The 101st day of Donald Trump’s presidency sounded an awful lot like the first, with Trump talking utter nonsense about health care.
In a series of tweets and during an interview on CBS’s “Face the Nation” on Sunday, Trump made the same basic promise he’s been making ever since he started running for president ― that his plan for repealing and replacing the Affordable Care Act would reduce both premiums and deductibles, while protecting people with pre-existing conditions.
This is not an accurate description of the American Health Care Act, the repeal bill House Republicans have been trying to pass since March.
That bill would definitely help some people ― in particular, younger, healthier and wealthier people who buy insurance on their own today and end up paying high prices because they get little or no financial assistance from the Affordable Care Act.
But the proposal would cause real hardship for many millions of Americans ― whether by raising their premiums or deductibles or both, or depriving them of coverage altogether. And it’d be the poor and the sick struggling the most, even as the wealthiest Americans walked away with a sizable tax break.
Whether Trump understands all of this is an open question. During the “Face the Nation” interview, host John Dickerson kept pressing Trump to explain how the health care law could do all of these things ― and Trump, in response, kept modifying his answers.
But Trump isn’t the only prominent Republican making false promises about what the party’s proposal would do. Vice President Mike Pence and House Speaker Paul Ryan (R-Wis.) have made similar comments in the past few days ― Pence during an appearance on NBC’s “Meet the Press” and Ryan during his weekly press conference.
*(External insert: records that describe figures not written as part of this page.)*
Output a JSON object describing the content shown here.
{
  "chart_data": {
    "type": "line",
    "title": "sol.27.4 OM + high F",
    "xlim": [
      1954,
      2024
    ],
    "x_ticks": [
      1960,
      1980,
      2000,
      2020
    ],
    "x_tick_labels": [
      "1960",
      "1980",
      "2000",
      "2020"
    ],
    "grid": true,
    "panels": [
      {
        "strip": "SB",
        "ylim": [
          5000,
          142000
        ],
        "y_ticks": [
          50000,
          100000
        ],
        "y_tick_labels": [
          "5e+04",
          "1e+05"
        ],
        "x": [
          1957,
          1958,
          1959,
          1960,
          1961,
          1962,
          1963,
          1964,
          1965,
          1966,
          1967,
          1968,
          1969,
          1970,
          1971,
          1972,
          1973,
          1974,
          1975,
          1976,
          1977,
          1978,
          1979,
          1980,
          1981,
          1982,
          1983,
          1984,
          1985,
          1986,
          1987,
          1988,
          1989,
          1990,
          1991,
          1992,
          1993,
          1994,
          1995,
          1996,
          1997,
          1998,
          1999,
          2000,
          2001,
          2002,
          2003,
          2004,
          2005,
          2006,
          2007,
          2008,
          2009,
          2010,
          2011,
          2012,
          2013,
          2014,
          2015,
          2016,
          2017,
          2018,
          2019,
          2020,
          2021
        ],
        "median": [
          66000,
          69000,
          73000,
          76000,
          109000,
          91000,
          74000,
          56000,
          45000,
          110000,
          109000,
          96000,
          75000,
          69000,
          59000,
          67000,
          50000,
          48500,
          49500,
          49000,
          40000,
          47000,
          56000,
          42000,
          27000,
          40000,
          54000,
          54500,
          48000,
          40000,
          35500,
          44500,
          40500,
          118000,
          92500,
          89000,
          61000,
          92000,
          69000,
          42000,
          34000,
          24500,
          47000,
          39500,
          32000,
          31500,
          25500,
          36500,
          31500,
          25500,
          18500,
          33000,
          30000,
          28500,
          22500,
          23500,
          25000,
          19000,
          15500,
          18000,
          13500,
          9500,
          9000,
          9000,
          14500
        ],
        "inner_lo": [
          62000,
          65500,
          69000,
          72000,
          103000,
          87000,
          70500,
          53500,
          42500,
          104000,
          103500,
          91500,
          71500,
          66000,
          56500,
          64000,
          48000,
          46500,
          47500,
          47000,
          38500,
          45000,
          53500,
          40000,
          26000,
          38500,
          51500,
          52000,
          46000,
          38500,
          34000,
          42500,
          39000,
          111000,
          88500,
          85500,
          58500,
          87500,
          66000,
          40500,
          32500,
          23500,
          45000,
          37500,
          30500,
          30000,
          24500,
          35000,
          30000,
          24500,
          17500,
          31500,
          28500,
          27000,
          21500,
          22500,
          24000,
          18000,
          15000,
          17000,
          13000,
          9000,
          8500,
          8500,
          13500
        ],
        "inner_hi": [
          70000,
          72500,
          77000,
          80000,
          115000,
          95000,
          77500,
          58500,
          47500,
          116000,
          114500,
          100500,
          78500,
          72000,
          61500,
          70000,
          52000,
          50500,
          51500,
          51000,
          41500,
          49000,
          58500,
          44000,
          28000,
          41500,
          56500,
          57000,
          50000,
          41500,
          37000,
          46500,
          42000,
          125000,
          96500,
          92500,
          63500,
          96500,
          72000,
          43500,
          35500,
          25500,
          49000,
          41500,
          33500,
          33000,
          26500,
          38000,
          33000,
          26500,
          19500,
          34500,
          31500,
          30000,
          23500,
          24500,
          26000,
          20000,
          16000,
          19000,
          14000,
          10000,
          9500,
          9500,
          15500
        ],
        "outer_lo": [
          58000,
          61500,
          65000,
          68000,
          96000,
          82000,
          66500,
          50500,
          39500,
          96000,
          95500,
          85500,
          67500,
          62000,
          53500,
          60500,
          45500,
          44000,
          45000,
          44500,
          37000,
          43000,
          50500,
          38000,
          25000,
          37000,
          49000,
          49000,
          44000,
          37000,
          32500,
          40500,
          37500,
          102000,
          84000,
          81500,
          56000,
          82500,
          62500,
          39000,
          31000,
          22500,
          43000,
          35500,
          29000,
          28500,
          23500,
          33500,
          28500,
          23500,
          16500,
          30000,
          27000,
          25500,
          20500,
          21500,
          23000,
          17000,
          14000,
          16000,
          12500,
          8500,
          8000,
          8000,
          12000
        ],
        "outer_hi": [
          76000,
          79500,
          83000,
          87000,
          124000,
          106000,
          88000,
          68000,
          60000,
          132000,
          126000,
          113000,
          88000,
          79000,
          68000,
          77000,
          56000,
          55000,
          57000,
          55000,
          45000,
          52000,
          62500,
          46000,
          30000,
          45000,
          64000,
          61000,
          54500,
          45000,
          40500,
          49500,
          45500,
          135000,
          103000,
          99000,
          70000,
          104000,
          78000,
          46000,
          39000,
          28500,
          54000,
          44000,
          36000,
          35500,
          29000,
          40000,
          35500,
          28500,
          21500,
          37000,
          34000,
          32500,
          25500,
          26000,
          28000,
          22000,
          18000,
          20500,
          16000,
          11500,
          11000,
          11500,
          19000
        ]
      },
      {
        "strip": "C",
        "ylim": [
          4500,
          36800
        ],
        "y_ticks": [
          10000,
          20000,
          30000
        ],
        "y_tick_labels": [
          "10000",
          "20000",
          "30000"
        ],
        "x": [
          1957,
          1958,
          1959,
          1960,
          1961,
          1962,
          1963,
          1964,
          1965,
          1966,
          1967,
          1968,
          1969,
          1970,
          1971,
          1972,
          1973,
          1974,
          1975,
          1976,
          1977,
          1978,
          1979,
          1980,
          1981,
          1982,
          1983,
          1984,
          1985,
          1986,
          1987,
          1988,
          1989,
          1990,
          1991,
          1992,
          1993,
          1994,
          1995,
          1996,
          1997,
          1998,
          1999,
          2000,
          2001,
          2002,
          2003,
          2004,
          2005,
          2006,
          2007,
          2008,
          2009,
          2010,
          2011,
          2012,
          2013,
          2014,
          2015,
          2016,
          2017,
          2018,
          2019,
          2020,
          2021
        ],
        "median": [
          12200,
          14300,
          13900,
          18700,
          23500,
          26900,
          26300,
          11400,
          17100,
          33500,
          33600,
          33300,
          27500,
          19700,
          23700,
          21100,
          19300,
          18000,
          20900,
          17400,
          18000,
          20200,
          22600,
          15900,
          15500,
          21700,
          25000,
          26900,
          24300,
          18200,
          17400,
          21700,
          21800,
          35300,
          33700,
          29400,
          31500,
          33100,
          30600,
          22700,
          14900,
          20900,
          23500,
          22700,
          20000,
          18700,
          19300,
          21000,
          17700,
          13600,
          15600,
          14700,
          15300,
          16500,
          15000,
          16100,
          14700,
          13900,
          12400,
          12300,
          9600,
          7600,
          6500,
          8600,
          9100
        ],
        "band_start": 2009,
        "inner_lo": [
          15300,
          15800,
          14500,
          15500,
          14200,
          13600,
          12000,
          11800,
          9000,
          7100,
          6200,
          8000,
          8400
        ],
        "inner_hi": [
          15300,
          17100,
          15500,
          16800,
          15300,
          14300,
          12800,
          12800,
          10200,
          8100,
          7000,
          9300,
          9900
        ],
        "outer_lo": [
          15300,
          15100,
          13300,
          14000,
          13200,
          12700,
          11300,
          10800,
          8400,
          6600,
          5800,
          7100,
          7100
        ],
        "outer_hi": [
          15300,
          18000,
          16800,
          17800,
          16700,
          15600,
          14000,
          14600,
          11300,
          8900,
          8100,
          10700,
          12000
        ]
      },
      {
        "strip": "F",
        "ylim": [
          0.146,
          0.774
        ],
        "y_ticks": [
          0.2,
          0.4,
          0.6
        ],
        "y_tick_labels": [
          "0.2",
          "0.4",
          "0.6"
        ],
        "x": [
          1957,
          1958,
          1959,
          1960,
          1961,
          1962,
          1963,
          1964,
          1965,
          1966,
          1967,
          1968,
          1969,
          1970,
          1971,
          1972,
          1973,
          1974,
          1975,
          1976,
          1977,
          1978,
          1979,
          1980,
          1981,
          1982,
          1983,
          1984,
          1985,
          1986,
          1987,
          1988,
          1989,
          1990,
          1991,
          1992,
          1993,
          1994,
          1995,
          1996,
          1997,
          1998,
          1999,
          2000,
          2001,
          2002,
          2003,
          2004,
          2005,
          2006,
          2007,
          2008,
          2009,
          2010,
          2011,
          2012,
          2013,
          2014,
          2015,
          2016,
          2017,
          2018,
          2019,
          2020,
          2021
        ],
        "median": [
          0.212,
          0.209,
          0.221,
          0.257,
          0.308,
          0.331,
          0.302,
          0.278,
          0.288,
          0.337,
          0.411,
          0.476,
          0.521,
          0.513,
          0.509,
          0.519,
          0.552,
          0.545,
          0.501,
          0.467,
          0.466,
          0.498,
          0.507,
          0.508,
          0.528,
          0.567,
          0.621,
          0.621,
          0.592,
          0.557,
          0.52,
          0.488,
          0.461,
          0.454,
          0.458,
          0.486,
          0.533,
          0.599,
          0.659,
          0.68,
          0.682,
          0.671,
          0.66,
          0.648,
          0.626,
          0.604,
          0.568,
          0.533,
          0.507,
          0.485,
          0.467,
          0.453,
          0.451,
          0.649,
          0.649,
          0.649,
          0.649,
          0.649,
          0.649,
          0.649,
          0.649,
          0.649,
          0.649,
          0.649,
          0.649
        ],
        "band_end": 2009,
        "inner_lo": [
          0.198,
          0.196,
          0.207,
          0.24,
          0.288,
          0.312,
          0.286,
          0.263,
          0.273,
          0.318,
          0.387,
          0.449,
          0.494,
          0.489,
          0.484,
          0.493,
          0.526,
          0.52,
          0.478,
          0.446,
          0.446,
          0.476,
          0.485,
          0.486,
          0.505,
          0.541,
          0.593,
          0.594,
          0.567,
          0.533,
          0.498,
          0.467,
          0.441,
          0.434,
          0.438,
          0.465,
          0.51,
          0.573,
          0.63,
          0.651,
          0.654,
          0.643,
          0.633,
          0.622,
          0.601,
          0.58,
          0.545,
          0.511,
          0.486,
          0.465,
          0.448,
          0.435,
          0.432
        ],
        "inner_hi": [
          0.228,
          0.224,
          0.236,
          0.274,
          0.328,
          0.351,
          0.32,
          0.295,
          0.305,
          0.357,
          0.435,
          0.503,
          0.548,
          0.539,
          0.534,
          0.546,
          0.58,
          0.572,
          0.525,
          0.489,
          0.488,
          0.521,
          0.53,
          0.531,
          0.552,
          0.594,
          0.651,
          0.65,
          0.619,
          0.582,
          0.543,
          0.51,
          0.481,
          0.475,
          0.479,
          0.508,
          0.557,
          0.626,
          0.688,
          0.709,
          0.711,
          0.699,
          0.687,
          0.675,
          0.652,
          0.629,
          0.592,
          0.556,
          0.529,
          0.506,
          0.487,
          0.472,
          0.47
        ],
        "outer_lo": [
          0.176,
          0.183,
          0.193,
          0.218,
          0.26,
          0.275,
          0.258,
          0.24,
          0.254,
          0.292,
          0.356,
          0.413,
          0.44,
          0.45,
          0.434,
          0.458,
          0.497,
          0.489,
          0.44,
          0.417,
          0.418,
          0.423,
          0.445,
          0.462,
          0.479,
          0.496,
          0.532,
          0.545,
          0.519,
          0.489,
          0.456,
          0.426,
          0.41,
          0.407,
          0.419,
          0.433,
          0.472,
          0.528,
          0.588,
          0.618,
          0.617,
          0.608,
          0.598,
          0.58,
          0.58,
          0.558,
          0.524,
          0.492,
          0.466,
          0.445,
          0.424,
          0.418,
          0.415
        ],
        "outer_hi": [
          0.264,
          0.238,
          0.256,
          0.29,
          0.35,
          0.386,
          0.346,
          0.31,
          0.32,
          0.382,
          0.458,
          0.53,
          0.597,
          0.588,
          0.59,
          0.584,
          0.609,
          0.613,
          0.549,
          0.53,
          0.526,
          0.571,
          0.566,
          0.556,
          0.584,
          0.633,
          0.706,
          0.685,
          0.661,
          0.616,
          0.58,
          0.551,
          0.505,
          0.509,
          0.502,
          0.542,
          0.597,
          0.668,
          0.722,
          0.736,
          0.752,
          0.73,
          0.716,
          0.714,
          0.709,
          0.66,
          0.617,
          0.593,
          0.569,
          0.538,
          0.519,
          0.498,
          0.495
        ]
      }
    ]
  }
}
The timing is not coincidental. Pence and Ryan are working hard with their allies to round up votes for the AHCA in the House. Right now the challenge is winning over less conservative Republicans who are anxious about what the AHCA would mean for health insurance coverage ― and how that would play in their districts.
The promise to provide health insurance that is simultaneously less expensive and more comprehensive, all without excluding people who have serious medical problems, is designed to reassure these lawmakers.
But the promises belie what the Republican proposal would actually do.
GOP Bill Would Shift Costs Onto The Poor, Sick And Old
Republicans are calling for a series of dramatic changes to the so-called non-group insurance market ― that is, coverage for people buying insurance on their own, rather than through employers.
Specifically, the bill would shift financial assistance away from people with low incomes and high insurance costs, while giving insurers new freedom to vary prices by age, so that carriers could charge older customers more than five times what they charge younger customers. The bill would also allow insurers to offer skimpier coverage than the law permits today.
And thanks to the amendment that Republicans introduced last week, states could opt out of some of the law’s most important regulations ― a ban on charging higher premiums to people with pre-existing conditions, and a requirement that all plans include a set of “essential” benefits including mental health, maternity care and prescription drugs.
“On net, the new bill has to be worse with this than even the original,” Linda Blumberg, senior fellow at the Urban Institute, told HuffPost. “This doesn’t give new protections to [states that want to keep existing consumer protections], it gives new flexibility to the states that want to set the clock back to the pre-ACA days.”
Although the effect of all the changes to the individual market would vary from person to person and place to place, the net effect would be cheaper coverage for the young, healthy and wealthy, but more expensive coverage for the old, sick and poor ― to the point that many could not get decent coverage at all.
Republicans claim that other provisions of their bill, designed to reimburse insurers for expensive beneficiaries or to create separate programs for people with pre-existing conditions, would take care of people with serious medical problems.
“They say we don’t cover pre-existing conditions, we cover it beautifully,” Trump said on “Face the Nation.”
But as multiple analysts have pointed out, these programs have never provided adequate protection in the past, even though Republican leaders like Ryan keep claiming otherwise.
GOP Bill Would Blow Away Medicaid Coverage For Millions
The changes to the individual market represent just one part of what the American Health Care Act would do. The proposal would also cut Medicaid by a whopping $839 billion over 10 years.
The amendments that supposedly make the proposal so much more appealing don’t do a thing about this. And it’s this cut that would have the single biggest effect on insurance coverage ― with the number of people getting Medicaid coverage falling by 14 million over 10 years, according to the Congressional Budget Office.
That Medicaid cut alone would probably represent the single biggest rollback of a public benefit in American history ― and cause widespread hardship to the millions of people who depend on it for everything from opioid treatment to cancer care.
The vast majority of Americans oppose these proposals, polls now show consistently. Those numbers ― and the backlash Republicans have faced in town hall meetings ― undoubtedly explain why the American Health Care Act hasn’t passed the House yet.
But Republican leaders haven’t given up trying ― and, based on their recent comments, they haven’t given up distorting the truth about their plans, either.